4.2 Climate-induced overwintering habitat degradation may
intensify the effect of overfishing
The best HSI model (next best model: ∆AICc=2, for other
models, Supporting information Table S2) to explain catch patterns under
unexploited status over time included SST and depth. The result of SI
suggested that the optimal overwintering temperature range (18.2 –
20.5℃) and depth (36 – 72m) of L. crocea mirror previous
lab-based observation of optimal growth temperature (17℃– 24℃) and
empirical observation of optimal overwintering depth (50 – 60 m) (Xu
and Chen 2011, Liu 2013). It is worth noting that SST in the
mid-southern ECS have decreased by an average of 1℃ between the 1980s
and 2010s with annual decrease SST rate – 0.028℃/year (Fig. 4). HSI
variation results in the last five decades suggests that cooling trend
of SST in the ECS has significantly reduced the proportion of optimal
and average overwintering habitats for L. crocea (Fig. 5B).
Consequently, in response to the SST decrease in winter, migratory
species, like L. crocea are expected to respond in two ways as
follows. Generally, marine organisms respond to climate change through
shifts in distribution (Guisan and Thuiller 2005). For instances, in the
North Sea, both exploited and un-exploited fish species have shifted to
higher latitudes and deeper water between 1977 and 2001 in response to
rising sea temperatures (Perry et al. 2005); in the Eastern Tropical
Pacific, demersal species were projected to move into shallow water by
the mid-21st century in response to high greenhouse
gas emissions (Representative Concentration Pathways, RCP8.5) and strong
migration (RCP2.6) scenarios (Clarke et al. 2020). Alternatively, it is
also commonly observed that species stay in poor habitat against climate
change but suffered climate-induced life-history variation.
Particularly, it occurs when marine fishes are living in temperature
outside their physiology optima: this results in reduced aerobic scope,
which negatively affects their growth and reproduction (Pearson and
Dawson 2003, Pörtner and Knust 2007, Toresen et al. 2019). Hence,
species like L. crocea must either migrate to remain within
suitable habitat or suffer the consequences (Bell et al. 2015).
Interesting, L. crocea overwintering distribution pattern did not
shift alongside a decrease in winter SST, which is a good indicator that
temperature per se did not explain the overall shift of L. croceadistribution. Such absence of a clear systematic impact of temperature
may be due to the life-history parameters degradation, which could
constrain the hedging capacity against climate change (Thorson et al.
2017). For example, STE-caused a change in the length-age structure is
the main diver of inter-annual shifts in summer flounder distribution,
while temperature had little influence on the change in distribution
(Bell et al. 2015).
More broadly, the ‘match/mismatch hypotheses’ may explain the combined
effects of heavily fishing and climate change on decrease of overall
population (Cushing 1990, Edwards and Richardson 2004). Based on our
study, we suggest that fishing-induced life-history variation leading to
the ‘mismatch’ of L. crocea optimal overwintering habitat.
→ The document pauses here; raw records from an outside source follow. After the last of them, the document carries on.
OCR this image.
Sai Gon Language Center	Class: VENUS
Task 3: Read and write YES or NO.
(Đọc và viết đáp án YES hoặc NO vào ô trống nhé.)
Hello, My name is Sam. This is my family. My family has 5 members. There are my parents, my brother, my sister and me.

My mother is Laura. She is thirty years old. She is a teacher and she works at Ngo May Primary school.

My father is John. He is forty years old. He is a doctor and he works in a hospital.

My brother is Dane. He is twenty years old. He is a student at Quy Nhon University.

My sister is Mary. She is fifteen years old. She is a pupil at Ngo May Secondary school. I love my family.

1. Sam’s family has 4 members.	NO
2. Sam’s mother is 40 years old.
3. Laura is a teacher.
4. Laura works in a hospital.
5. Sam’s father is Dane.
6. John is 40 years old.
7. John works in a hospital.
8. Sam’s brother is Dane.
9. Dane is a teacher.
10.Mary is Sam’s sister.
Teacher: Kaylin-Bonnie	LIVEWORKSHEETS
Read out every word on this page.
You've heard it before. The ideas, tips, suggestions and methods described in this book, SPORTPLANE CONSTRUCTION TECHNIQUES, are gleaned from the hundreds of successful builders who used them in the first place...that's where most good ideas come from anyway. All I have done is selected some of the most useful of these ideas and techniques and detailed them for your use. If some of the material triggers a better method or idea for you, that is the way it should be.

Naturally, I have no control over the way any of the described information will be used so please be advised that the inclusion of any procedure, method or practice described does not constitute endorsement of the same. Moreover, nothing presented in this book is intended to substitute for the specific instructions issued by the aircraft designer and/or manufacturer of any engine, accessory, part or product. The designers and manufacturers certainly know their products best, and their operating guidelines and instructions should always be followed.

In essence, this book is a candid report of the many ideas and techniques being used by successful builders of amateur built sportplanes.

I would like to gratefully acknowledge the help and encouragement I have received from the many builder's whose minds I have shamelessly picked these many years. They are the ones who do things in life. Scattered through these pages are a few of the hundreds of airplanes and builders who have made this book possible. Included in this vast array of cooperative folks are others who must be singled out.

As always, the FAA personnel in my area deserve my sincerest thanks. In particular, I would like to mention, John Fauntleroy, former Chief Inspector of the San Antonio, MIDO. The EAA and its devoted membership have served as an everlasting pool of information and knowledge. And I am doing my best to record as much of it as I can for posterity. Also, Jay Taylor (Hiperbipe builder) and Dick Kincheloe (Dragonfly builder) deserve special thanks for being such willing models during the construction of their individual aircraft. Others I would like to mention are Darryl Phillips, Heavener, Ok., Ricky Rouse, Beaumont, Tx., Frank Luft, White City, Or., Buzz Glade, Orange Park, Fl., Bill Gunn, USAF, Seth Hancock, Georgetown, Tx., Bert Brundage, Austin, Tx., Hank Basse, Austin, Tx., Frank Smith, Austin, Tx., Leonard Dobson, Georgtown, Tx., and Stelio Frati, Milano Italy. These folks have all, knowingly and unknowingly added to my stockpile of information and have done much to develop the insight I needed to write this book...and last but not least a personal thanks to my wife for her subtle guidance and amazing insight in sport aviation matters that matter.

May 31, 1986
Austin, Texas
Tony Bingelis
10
Specifically, our study demonstrated that L. crocea have both
life-history variation and size truncation compared with 1980s, with
significantly smaller body size and advanced maturation
(Fig. 2B). This truncation in
overall size-structure can significantly affect swimming ability, such
as reducing the sustained swimming time and average swimming speed,
namely size dependent, consequently reducing the distribution range ofL. crocea (Jorgensen et al. 2008, Opdal and Jørgensen 2015,
2016). Given the climate-induced changes in overwintering habitat
suitability that occurs in the mid-southern ECS, the fishing-induced
life-history population variation that constrains dispersal capability
could pose a significant ‘mismatch’ of optimal overwintering habitat toL. crocea -like migratory species (Fig. 6). Such applicability of
‘mismatch hypotheses’ to the specific long-lived migratory fish exposed
to fishing and climate change had rarely been demonstrated.